The California Department of Forestry and Fire Protection has increased staffing levels following an unusually dry start to the 2011-2012, according to a Thursday statement from CAL FIRE.
On Tuesday, the California Department of Water Resources conducted the year's first snow survey and found the statewide water content of the Sierra Nevada snowpack is at just 19 percent of normal.
Despite the fact that many areas are experiencing cooler than normal temperatures, drier than normal conditions coupled with wind events and low humidity have frequently increased the fire danger over the past month. CAL FIRE crews have responded to an increased number of wildfires for a typical December, according to the statement.

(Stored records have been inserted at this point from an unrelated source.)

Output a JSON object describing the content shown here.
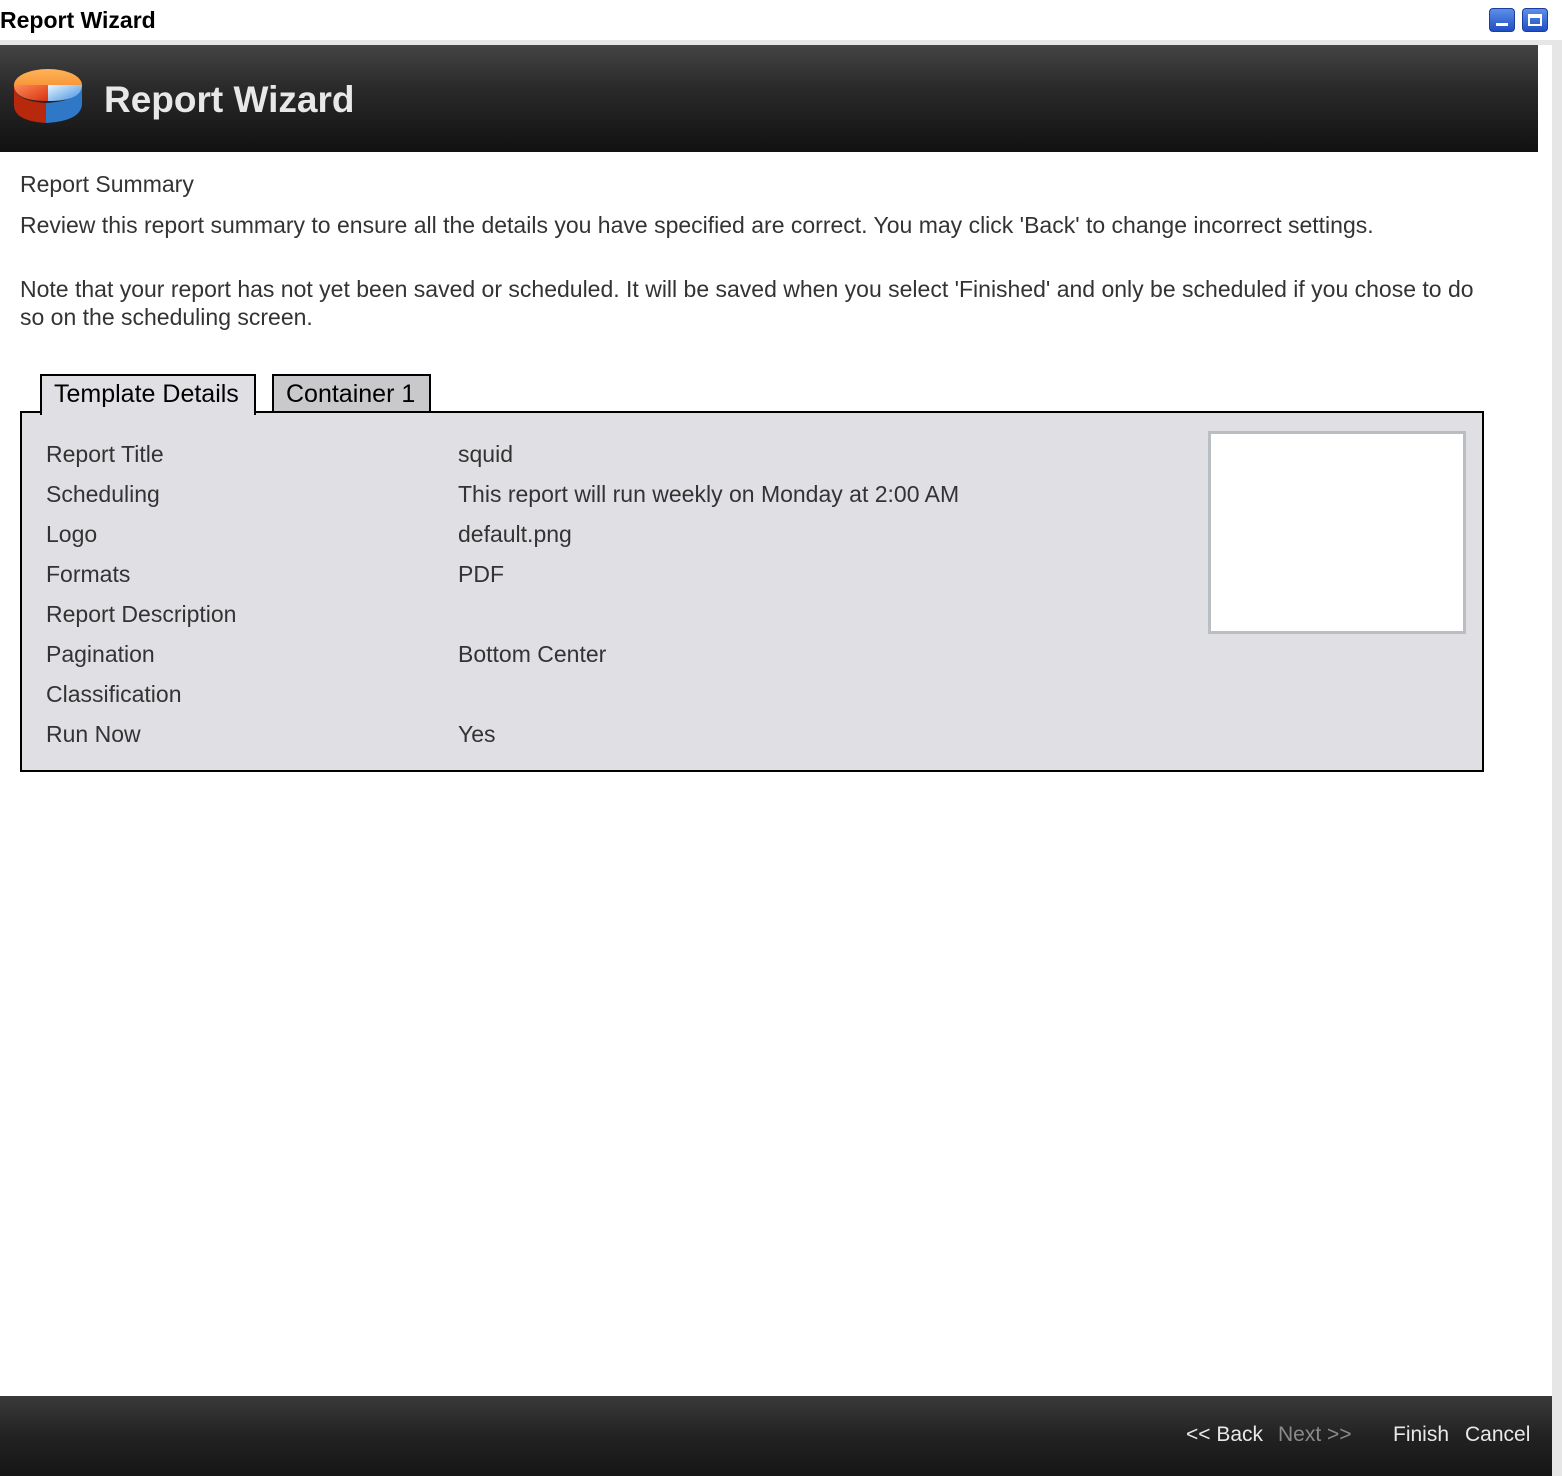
{
  "window": {
    "title": "Report Wizard",
    "controls": [
      "minimize",
      "maximize"
    ]
  },
  "header": {
    "title": "Report Wizard",
    "icon": "pie-chart-icon"
  },
  "summary": {
    "section_title": "Report Summary",
    "intro": "Review this report summary to ensure all the details you have specified are correct. You may click 'Back' to change incorrect settings.",
    "note": "Note that your report has not yet been saved or scheduled. It will be saved when you select 'Finished' and only be scheduled if you chose to do so on the scheduling screen."
  },
  "tabs": [
    {
      "label": "Template Details",
      "active": true
    },
    {
      "label": "Container 1",
      "active": false
    }
  ],
  "details": [
    {
      "label": "Report Title",
      "value": "squid"
    },
    {
      "label": "Scheduling",
      "value": "This report will run weekly on Monday at 2:00 AM"
    },
    {
      "label": "Logo",
      "value": "default.png"
    },
    {
      "label": "Formats",
      "value": "PDF"
    },
    {
      "label": "Report Description",
      "value": ""
    },
    {
      "label": "Pagination",
      "value": "Bottom Center"
    },
    {
      "label": "Classification",
      "value": ""
    },
    {
      "label": "Run Now",
      "value": "Yes"
    }
  ],
  "footer": {
    "back_label": "<< Back",
    "next_label": "Next >>",
    "finish_label": "Finish",
    "cancel_label": "Cancel"
  },
  "colors": {
    "banner": "#1c1c1c",
    "panel_bg": "#e0e0e4",
    "disabled_text": "#8a8a8a"
  }
}
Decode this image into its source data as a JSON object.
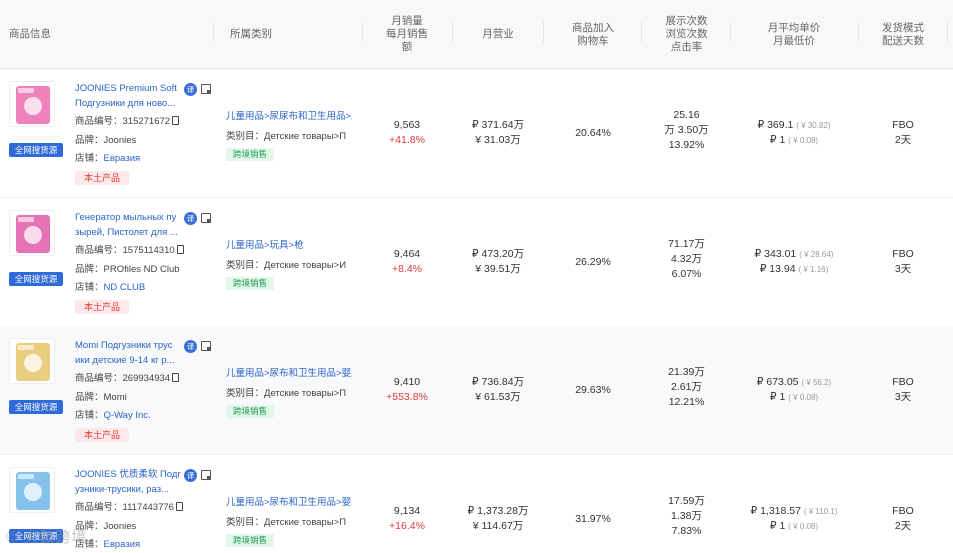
{
  "header": {
    "columns": [
      {
        "line1": "商品信息",
        "line2": "",
        "line3": ""
      },
      {
        "line1": "所属类别",
        "line2": "",
        "line3": ""
      },
      {
        "line1": "月销量",
        "line2": "每月销售",
        "line3": "额"
      },
      {
        "line1": "月营业",
        "line2": "",
        "line3": ""
      },
      {
        "line1": "商品加入",
        "line2": "购物车",
        "line3": ""
      },
      {
        "line1": "展示次数",
        "line2": "浏览次数",
        "line3": "点击率"
      },
      {
        "line1": "月平均单价",
        "line2": "月最低价",
        "line3": ""
      },
      {
        "line1": "发货模式",
        "line2": "配送天数",
        "line3": ""
      }
    ]
  },
  "labels": {
    "search_source": "全网搜货源",
    "sku_label": "商品编号：",
    "brand_label": "品牌：",
    "shop_label": "店铺：",
    "local_tag": "本土产品",
    "cat2_label": "类别目：",
    "cross_tag": "跨境销售",
    "translate_icon": "译"
  },
  "products": [
    {
      "title_line1": "JOONIES Premium Soft",
      "title_line2": "Подгузники для ново...",
      "sku": "315271672",
      "brand": "Joonies",
      "shop": "Евразия",
      "cat1": "儿童用品>尿尿布和卫生用品>尿",
      "cat2": "Детские товары>П",
      "sales": "9,563",
      "sales_growth": "+41.8%",
      "revenue": "₽ 371.64万",
      "revenue_cny": "¥ 31.03万",
      "cart_rate": "20.64%",
      "impressions": "25.16",
      "views": "万 3.50万",
      "ctr": "13.92%",
      "avg_price": "₽ 369.1",
      "avg_price_cny": "( ¥ 30.82)",
      "min_price": "₽ 1",
      "min_price_cny": "( ¥ 0.08)",
      "ship_mode": "FBO",
      "ship_days": "2天",
      "thumb_color": "#e96bb0"
    },
    {
      "title_line1": "Генератор мыльных пу",
      "title_line2": "зырей, Пистолет для ...",
      "sku": "1575114310",
      "brand": "PROfiles ND Club",
      "shop": "ND CLUB",
      "cat1": "儿童用品>玩具>枪",
      "cat2": "Детские товары>И",
      "sales": "9,464",
      "sales_growth": "+8.4%",
      "revenue": "₽ 473.20万",
      "revenue_cny": "¥ 39.51万",
      "cart_rate": "26.29%",
      "impressions": "71.17万",
      "views": "4.32万",
      "ctr": "6.07%",
      "avg_price": "₽ 343.01",
      "avg_price_cny": "( ¥ 28.64)",
      "min_price": "₽ 13.94",
      "min_price_cny": "( ¥ 1.16)",
      "ship_mode": "FBO",
      "ship_days": "3天",
      "thumb_color": "#e05aa8"
    },
    {
      "title_line1": "Momi Подгузники трус",
      "title_line2": "ики детские 9-14 кг р...",
      "sku": "269934934",
      "brand": "Momi",
      "shop": "Q-Way Inc.",
      "cat1": "儿童用品>尿布和卫生用品>婴儿",
      "cat2": "Детские товары>П",
      "sales": "9,410",
      "sales_growth": "+553.8%",
      "revenue": "₽ 736.84万",
      "revenue_cny": "¥ 61.53万",
      "cart_rate": "29.63%",
      "impressions": "21.39万",
      "views": "2.61万",
      "ctr": "12.21%",
      "avg_price": "₽ 673.05",
      "avg_price_cny": "( ¥ 56.2)",
      "min_price": "₽ 1",
      "min_price_cny": "( ¥ 0.08)",
      "ship_mode": "FBO",
      "ship_days": "3天",
      "thumb_color": "#e8c46a"
    },
    {
      "title_line1": "JOONIES 优质柔软 Подг",
      "title_line2": "узники-трусики,  раз...",
      "sku": "1117443776",
      "brand": "Joonies",
      "shop": "Евразия",
      "cat1": "儿童用品>尿布和卫生用品>婴儿",
      "cat2": "Детские товары>П",
      "sales": "9,134",
      "sales_growth": "+16.4%",
      "revenue": "₽ 1,373.28万",
      "revenue_cny": "¥ 114.67万",
      "cart_rate": "31.97%",
      "impressions": "17.59万",
      "views": "1.38万",
      "ctr": "7.83%",
      "avg_price": "₽ 1,318.57",
      "avg_price_cny": "( ¥ 110.1)",
      "min_price": "₽ 1",
      "min_price_cny": "( ¥ 0.08)",
      "ship_mode": "FBO",
      "ship_days": "2天",
      "thumb_color": "#6fb7e8"
    }
  ],
  "watermark": "© 大数跨境"
}
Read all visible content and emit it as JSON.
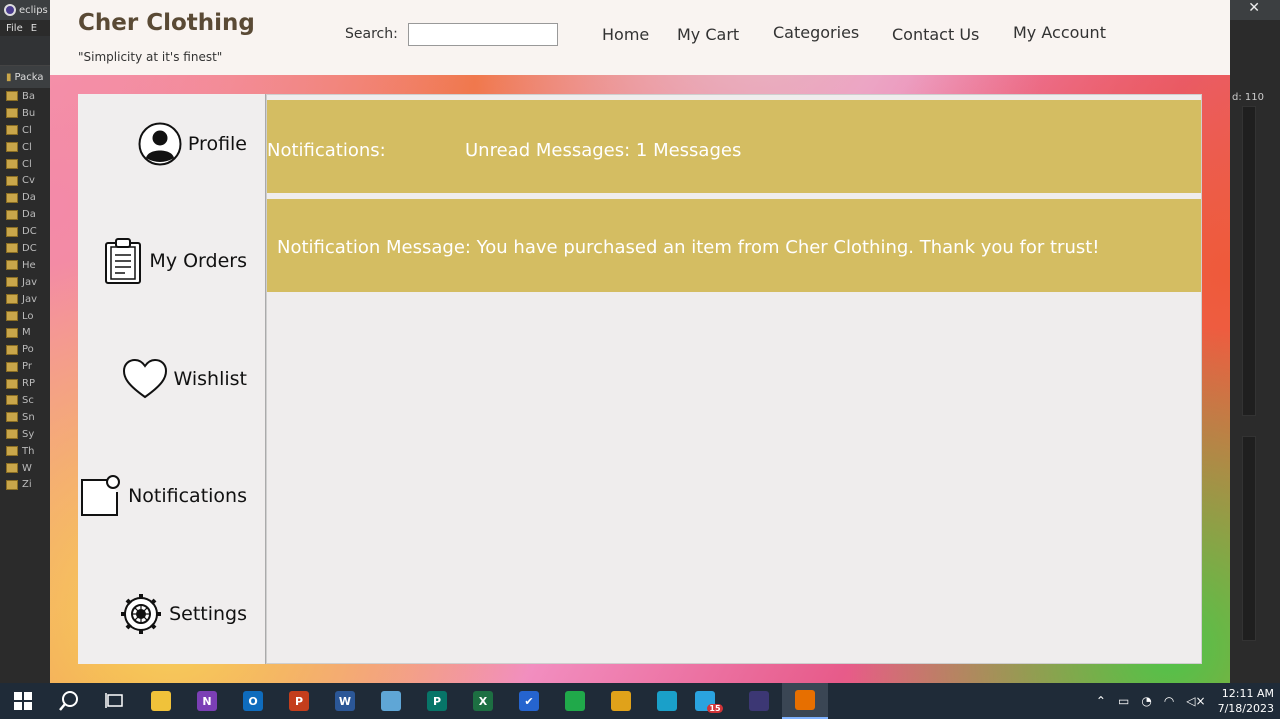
{
  "ide": {
    "title": "eclips",
    "menu": [
      "File",
      "E"
    ],
    "package_tab": "Packa",
    "tree": [
      "Ba",
      "Bu",
      "Cl",
      "Cl",
      "Cl",
      "Cv",
      "Da",
      "Da",
      "DC",
      "DC",
      "He",
      "Jav",
      "Jav",
      "Lo",
      "M",
      "Po",
      "Pr",
      "RP",
      "Sc",
      "Sn",
      "Sy",
      "Th",
      "W",
      "Zi"
    ],
    "right_label": "d: 110"
  },
  "header": {
    "brand_title": "Cher Clothing",
    "brand_tagline": "\"Simplicity at it's finest\"",
    "search_label": "Search:",
    "search_value": "",
    "nav": {
      "home": "Home",
      "cart": "My Cart",
      "categories": "Categories",
      "contact": "Contact Us",
      "account": "My Account"
    }
  },
  "sidebar": {
    "profile": "Profile",
    "orders": "My Orders",
    "wishlist": "Wishlist",
    "notifications": "Notifications",
    "settings": "Settings"
  },
  "content": {
    "notifications_title": "Notifications:",
    "unread": "Unread Messages: 1 Messages",
    "message": "Notification Message: You have purchased an item from Cher Clothing. Thank you for trust!"
  },
  "colors": {
    "notif_bg": "#d4bd62",
    "brand": "#5a4a35"
  },
  "taskbar": {
    "apps": [
      {
        "name": "file-explorer",
        "label": "",
        "color": "#f0c23a"
      },
      {
        "name": "onenote",
        "label": "N",
        "color": "#7b3fb5"
      },
      {
        "name": "outlook",
        "label": "O",
        "color": "#0f6cbd"
      },
      {
        "name": "powerpoint",
        "label": "P",
        "color": "#c43e1c"
      },
      {
        "name": "word",
        "label": "W",
        "color": "#2b5797"
      },
      {
        "name": "paint",
        "label": "",
        "color": "#5fa6d6"
      },
      {
        "name": "publisher",
        "label": "P",
        "color": "#077568"
      },
      {
        "name": "excel",
        "label": "X",
        "color": "#1d6f42"
      },
      {
        "name": "todo",
        "label": "✔",
        "color": "#2564cf"
      },
      {
        "name": "green-app",
        "label": "",
        "color": "#20a94a"
      },
      {
        "name": "chrome",
        "label": "",
        "color": "#e0a21a"
      },
      {
        "name": "edge",
        "label": "",
        "color": "#1aa0c9"
      },
      {
        "name": "telegram",
        "label": "",
        "color": "#2aa3df"
      },
      {
        "name": "eclipse",
        "label": "",
        "color": "#3c3774"
      },
      {
        "name": "java",
        "label": "",
        "color": "#e76f00"
      }
    ],
    "telegram_badge": "15",
    "time": "12:11 AM",
    "date": "7/18/2023"
  }
}
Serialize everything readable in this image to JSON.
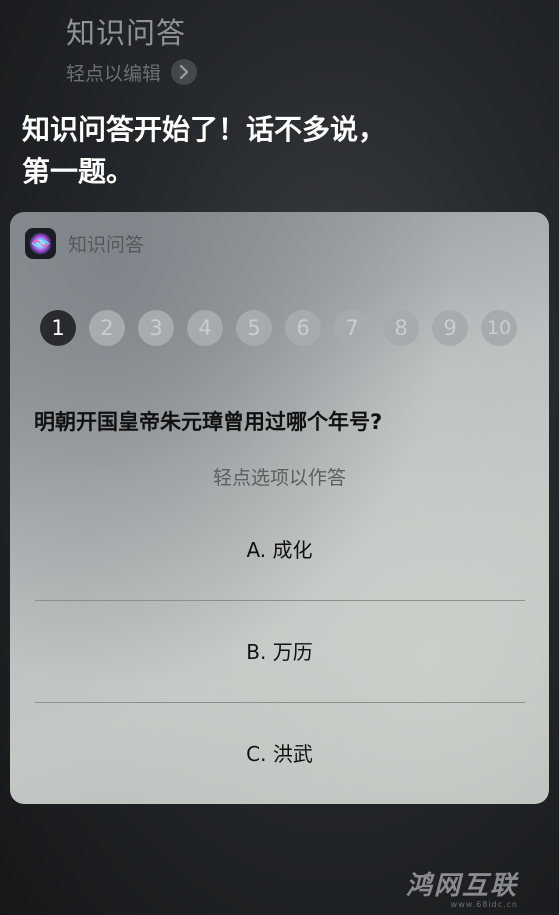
{
  "siri": {
    "query": "知识问答",
    "edit_label": "轻点以编辑",
    "response": [
      "知识问答开始了！话不多说，",
      "第一题。"
    ]
  },
  "card": {
    "app_title": "知识问答",
    "progress": {
      "current": 1,
      "steps": [
        "1",
        "2",
        "3",
        "4",
        "5",
        "6",
        "7",
        "8",
        "9",
        "10"
      ]
    },
    "question": "明朝开国皇帝朱元璋曾用过哪个年号?",
    "hint": "轻点选项以作答",
    "options": [
      "A. 成化",
      "B. 万历",
      "C. 洪武"
    ]
  },
  "watermark": {
    "logo": "鸿网互联",
    "url": "www.68idc.cn"
  },
  "icons": {
    "chevron": "chevron-right-icon",
    "siri": "siri-orb-icon"
  }
}
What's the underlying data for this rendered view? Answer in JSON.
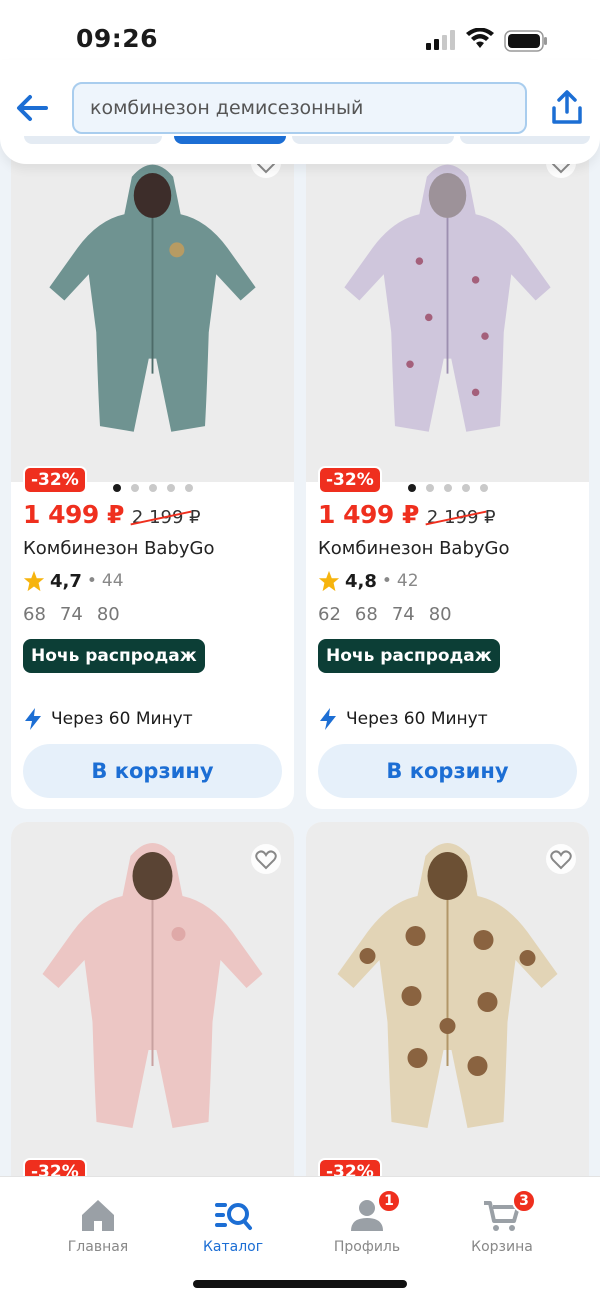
{
  "status_bar": {
    "time": "09:26"
  },
  "search": {
    "query": "комбинезон демисезонный"
  },
  "products": [
    {
      "discount": "-32%",
      "price": "1 499 ₽",
      "old_price": "2 199 ₽",
      "title": "Комбинезон BabyGo",
      "rating": "4,7",
      "reviews": "44",
      "sizes": [
        "68",
        "74",
        "80"
      ],
      "promo": "Ночь распродаж",
      "delivery": "Через 60 Минут",
      "button": "В корзину",
      "color": "#6f9391"
    },
    {
      "discount": "-32%",
      "price": "1 499 ₽",
      "old_price": "2 199 ₽",
      "title": "Комбинезон BabyGo",
      "rating": "4,8",
      "reviews": "42",
      "sizes": [
        "62",
        "68",
        "74",
        "80"
      ],
      "promo": "Ночь распродаж",
      "delivery": "Через 60 Минут",
      "button": "В корзину",
      "color": "#cfc6dc"
    },
    {
      "discount": "-32%",
      "color": "#ecc6c4"
    },
    {
      "discount": "-32%",
      "color": "#e2d4b6"
    }
  ],
  "rating_separator": "•",
  "tabs": [
    {
      "label": "Главная",
      "icon": "home-icon"
    },
    {
      "label": "Каталог",
      "icon": "catalog-search-icon"
    },
    {
      "label": "Профиль",
      "icon": "profile-icon",
      "badge": "1"
    },
    {
      "label": "Корзина",
      "icon": "cart-icon",
      "badge": "3"
    }
  ],
  "colors": {
    "accent": "#1c6ed4",
    "sale": "#ef2f1e",
    "promo_bg": "#0c3e36"
  }
}
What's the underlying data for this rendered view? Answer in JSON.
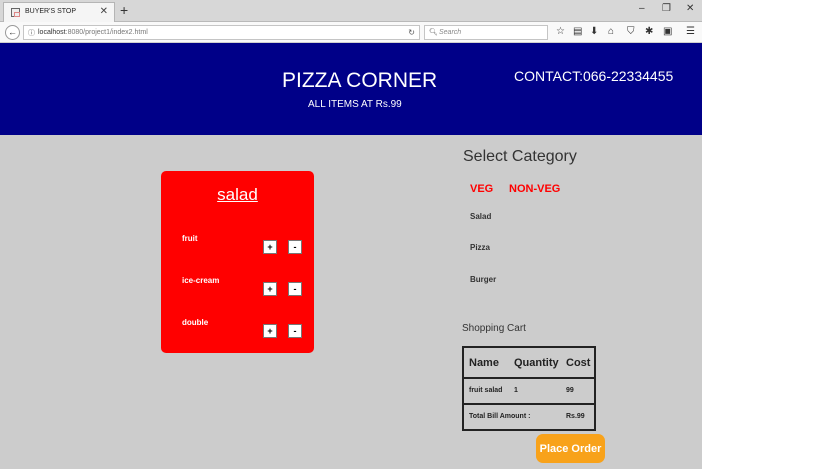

"Fire activity in northern California during winter is very rare, where snow covered mountains and rain soaked hillsides typically keep the fire danger relatively low," said CAL FIRE Director Chief Ken Pimlott. "We will be monitoring the rain levels over the next couple months, as it will be an indicator of the type of fire activity spring and summer will bring."
In response to the above normal fire activity, CAL FIRE has been able to increase its staffing using its 4,700 permanent employees with the help of CAL FIRE inmate fire crews, according to the statement. In many areas CAL FIRE has cancelled burn days or even banned debris burning. CAL FIRE asks the public to be extra cautious due to the dry conditions, especially on windy days.